Books'n'Bytes
The Invisible Life of Addie LaRue

If you liked

Books like The Invisible Life of Addie LaRue

by V. E. Schwab

Addie LaRue is V. E. Schwab writing a literary fantasy that earned her a New York Times literary-fiction listing. A 1714 bargain, three hundred years of being forgotten, and one Brooklyn bookstore clerk who somehow remembers her. If you finished it and needed another book of equivalent register, these are our picks.

The shortlist

What to read next

  1. American Gods
    American Gods

    by Neil Gaiman

    American Gods by Neil Gaiman 2001 review. An ex-convict named Shadow takes a job as bodyguard to a strange man named Wednesday and learns the old gods of immigration are still here, dying slow. The defining American urban fantasy of the 2000s.

  2. The Midnight Library
    The Midnight Library

    by Matt Haig

    A gorgeous concept executed with warmth and wit. The Midnight Library will make you think differently about the choices you have made - and the ones still ahead.

  3. Klara and the Sun
    Klara and the Sun

    by Kazuo Ishiguro

    Klara and the Sun by Kazuo Ishiguro 2021 review. Klara, an Artificial Friend with outstanding observational qualities, watches the children passing by the storefront and waits to be chosen. Late-career Ishiguro at his most patient and most strange.

  4. Never Let Me Go
    Never Let Me Go

    by Kazuo Ishiguro

    Never Let Me Go by Kazuo Ishiguro 2005 review. Kathy, Ruth, and Tommy were students at Hailsham, a special English boarding school. As adults, they begin to understand what Hailsham was for. The novel that defined the contemporary literary-SF register.
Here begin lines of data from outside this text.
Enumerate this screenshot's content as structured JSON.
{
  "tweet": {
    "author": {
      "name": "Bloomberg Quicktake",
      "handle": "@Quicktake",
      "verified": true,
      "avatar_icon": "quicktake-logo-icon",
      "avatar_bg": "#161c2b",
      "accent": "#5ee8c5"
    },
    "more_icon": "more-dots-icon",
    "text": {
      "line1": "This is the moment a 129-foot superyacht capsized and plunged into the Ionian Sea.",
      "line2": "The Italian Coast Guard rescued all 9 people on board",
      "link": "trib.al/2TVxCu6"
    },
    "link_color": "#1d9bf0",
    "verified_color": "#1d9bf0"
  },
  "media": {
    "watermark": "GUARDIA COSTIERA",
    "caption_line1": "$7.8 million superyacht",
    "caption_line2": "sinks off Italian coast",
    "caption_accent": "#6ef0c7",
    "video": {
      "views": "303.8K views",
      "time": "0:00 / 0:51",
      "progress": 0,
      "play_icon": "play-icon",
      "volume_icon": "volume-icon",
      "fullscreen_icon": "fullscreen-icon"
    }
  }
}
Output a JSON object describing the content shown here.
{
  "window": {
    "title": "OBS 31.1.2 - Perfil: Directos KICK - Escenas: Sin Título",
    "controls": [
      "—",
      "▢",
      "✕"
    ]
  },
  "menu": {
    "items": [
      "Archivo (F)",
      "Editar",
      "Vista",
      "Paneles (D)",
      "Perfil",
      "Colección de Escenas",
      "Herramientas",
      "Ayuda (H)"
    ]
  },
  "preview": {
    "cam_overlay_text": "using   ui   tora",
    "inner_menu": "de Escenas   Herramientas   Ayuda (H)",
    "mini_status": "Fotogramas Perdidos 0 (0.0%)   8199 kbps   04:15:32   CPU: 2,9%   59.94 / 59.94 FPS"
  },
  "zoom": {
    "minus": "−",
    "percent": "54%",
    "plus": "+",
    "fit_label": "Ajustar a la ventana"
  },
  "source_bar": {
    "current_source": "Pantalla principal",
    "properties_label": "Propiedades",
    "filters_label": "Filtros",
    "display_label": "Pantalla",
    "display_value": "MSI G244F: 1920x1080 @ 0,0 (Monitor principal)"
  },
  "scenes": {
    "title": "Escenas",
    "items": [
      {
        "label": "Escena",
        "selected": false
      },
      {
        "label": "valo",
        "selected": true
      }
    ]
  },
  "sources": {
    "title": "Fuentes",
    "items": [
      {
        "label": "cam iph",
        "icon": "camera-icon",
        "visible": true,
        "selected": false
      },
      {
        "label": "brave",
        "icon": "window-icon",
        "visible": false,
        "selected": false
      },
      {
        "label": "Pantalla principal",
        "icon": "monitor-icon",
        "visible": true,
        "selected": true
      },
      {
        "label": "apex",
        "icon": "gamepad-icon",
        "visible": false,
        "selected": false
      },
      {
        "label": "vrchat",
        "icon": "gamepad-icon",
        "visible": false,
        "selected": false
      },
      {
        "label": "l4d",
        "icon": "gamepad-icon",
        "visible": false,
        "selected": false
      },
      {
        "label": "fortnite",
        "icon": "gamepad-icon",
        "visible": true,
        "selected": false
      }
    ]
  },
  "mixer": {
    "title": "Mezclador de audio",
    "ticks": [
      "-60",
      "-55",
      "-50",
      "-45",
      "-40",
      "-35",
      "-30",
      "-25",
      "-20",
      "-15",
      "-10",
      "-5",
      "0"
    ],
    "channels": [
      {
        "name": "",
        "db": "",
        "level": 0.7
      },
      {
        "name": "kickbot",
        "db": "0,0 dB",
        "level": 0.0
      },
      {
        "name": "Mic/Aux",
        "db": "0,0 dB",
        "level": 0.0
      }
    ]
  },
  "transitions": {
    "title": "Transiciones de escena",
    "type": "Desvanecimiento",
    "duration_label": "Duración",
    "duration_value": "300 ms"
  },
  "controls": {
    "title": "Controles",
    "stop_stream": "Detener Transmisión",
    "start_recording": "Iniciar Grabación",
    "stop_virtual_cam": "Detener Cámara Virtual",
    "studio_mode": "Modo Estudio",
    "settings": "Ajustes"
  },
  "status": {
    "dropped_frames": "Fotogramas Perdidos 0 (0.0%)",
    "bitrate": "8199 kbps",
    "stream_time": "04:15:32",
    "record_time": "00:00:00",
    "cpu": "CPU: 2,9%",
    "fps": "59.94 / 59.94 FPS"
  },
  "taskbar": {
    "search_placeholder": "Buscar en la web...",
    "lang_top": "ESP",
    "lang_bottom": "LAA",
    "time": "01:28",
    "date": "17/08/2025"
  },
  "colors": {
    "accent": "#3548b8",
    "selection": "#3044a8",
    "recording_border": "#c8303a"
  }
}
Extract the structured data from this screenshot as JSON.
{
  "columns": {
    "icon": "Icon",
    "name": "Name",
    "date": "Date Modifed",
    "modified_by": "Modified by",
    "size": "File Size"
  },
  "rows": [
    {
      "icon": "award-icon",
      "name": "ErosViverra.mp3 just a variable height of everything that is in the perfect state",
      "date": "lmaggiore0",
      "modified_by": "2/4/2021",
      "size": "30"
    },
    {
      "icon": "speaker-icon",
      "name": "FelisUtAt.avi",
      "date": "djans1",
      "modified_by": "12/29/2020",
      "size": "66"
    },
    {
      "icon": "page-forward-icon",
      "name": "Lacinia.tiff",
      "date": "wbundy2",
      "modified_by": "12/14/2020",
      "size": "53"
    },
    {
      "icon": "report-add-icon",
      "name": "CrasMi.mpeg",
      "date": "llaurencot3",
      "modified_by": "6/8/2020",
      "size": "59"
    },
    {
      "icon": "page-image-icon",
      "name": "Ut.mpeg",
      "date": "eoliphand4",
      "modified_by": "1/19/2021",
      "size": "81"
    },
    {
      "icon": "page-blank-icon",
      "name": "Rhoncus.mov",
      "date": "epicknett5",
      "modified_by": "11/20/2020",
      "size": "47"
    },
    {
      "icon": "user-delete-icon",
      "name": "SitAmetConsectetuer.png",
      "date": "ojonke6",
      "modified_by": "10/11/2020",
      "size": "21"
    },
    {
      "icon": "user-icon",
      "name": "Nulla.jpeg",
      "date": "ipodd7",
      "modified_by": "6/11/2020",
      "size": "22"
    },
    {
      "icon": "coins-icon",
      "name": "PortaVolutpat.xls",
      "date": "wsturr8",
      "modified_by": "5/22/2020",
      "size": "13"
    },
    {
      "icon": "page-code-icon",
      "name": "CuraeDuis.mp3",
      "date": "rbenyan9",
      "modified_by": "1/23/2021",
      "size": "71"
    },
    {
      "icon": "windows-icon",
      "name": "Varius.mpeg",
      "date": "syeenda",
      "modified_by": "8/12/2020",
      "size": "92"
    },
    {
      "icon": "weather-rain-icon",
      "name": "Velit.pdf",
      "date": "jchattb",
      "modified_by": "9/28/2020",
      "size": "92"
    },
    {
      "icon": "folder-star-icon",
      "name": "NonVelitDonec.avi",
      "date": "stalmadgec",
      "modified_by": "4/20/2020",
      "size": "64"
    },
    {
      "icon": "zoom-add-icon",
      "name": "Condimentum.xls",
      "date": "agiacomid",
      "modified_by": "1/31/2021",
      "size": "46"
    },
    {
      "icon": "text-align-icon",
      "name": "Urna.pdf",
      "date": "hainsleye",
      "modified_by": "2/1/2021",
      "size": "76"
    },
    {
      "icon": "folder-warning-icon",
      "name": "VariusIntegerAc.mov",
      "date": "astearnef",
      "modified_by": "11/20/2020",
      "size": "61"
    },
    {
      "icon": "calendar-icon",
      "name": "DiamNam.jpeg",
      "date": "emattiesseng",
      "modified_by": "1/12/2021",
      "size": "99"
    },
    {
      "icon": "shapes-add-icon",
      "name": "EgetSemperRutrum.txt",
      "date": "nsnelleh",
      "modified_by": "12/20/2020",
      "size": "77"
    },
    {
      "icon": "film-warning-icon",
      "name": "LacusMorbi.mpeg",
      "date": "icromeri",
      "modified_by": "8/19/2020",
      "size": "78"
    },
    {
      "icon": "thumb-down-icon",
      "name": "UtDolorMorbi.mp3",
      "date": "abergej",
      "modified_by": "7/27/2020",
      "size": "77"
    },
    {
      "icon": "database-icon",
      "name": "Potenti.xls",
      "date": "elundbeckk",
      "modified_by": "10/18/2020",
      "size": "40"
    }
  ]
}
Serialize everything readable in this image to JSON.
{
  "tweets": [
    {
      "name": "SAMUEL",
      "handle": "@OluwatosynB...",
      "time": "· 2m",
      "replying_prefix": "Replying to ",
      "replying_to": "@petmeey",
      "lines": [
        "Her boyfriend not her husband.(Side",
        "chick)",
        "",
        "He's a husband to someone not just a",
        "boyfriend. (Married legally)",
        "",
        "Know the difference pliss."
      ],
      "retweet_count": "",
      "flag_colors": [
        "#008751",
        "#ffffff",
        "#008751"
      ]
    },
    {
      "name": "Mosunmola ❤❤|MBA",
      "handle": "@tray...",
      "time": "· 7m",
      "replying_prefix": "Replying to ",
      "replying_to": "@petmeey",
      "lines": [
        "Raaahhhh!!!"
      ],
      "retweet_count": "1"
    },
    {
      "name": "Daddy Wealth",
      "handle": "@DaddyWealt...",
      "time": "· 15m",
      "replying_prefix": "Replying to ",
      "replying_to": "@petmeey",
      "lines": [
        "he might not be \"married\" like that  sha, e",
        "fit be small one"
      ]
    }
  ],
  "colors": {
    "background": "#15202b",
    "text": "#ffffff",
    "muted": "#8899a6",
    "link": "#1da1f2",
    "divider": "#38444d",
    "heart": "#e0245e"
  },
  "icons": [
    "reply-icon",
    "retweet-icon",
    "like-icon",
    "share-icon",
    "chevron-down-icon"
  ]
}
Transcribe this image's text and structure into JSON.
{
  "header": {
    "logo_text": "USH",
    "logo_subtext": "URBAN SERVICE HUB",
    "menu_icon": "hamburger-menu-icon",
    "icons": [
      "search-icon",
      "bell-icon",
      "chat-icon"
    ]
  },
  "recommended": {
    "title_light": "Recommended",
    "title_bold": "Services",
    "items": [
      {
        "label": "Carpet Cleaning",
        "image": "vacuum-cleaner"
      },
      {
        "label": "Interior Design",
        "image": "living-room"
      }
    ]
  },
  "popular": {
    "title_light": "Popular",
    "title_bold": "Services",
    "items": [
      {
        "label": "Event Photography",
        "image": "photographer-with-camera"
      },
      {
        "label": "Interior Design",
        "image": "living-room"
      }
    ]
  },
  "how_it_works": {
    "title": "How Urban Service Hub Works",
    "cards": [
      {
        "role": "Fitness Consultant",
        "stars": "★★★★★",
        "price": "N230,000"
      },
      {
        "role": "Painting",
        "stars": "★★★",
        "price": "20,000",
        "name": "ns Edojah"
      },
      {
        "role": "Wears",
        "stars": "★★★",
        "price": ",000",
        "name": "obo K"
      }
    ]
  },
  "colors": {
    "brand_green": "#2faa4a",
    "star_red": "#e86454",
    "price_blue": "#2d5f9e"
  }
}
  5. The Ocean at the End of the Lane
    The Ocean at the End of the Lane

    by Neil Gaiman

    The Ocean at the End of the Lane by Neil Gaiman 2013 review. A middle-aged man returns to his Sussex childhood home for a funeral and remembers something he had carefully forgotten. Late Gaiman at his most patient and most personal.

  6. The House in the Cerulean Sea
    The House in the Cerulean Sea

    by TJ Klune

    The House in the Cerulean Sea by TJ Klune 2020 review. A caseworker is sent to evaluate a remote orphanage that may contain the Antichrist. The Mythopoeic Award winning cozy fantasy.

FAQ

Common questions about The Invisible Life of Addie LaRue read-alikes

What is the closest match for Addie LaRue?
American Gods. Same gods-bargain mythological architecture, same patient willingness to follow a single protagonist across centuries-long mythic time. Gaiman writes louder than Schwab but the structural logic is the same.
I want more V. E. Schwab.
The Shades of Magic trilogy (A Darker Shade of Magic, 2015 onward) is the obvious next read. The Villains series (Vicious, Vengeful) is the science-fantasy work. Neither is reviewed here yet but both are easy library finds.
I want another book about memory and identity.
Klara and the Sun (memory-and-identity from an AI narrator). Never Let Me Go (memory and what is owed to it). The Midnight Library (memory in the form of unlived lives).
I want another literary fantasy with romance.
The House in the Cerulean Sea is the queer-cozy version. The Ocean at the End of the Lane is the mythic-childhood version. Erin Morgenstern's The Night Circus is the canonical genre-adjacent pick (not reviewed here yet).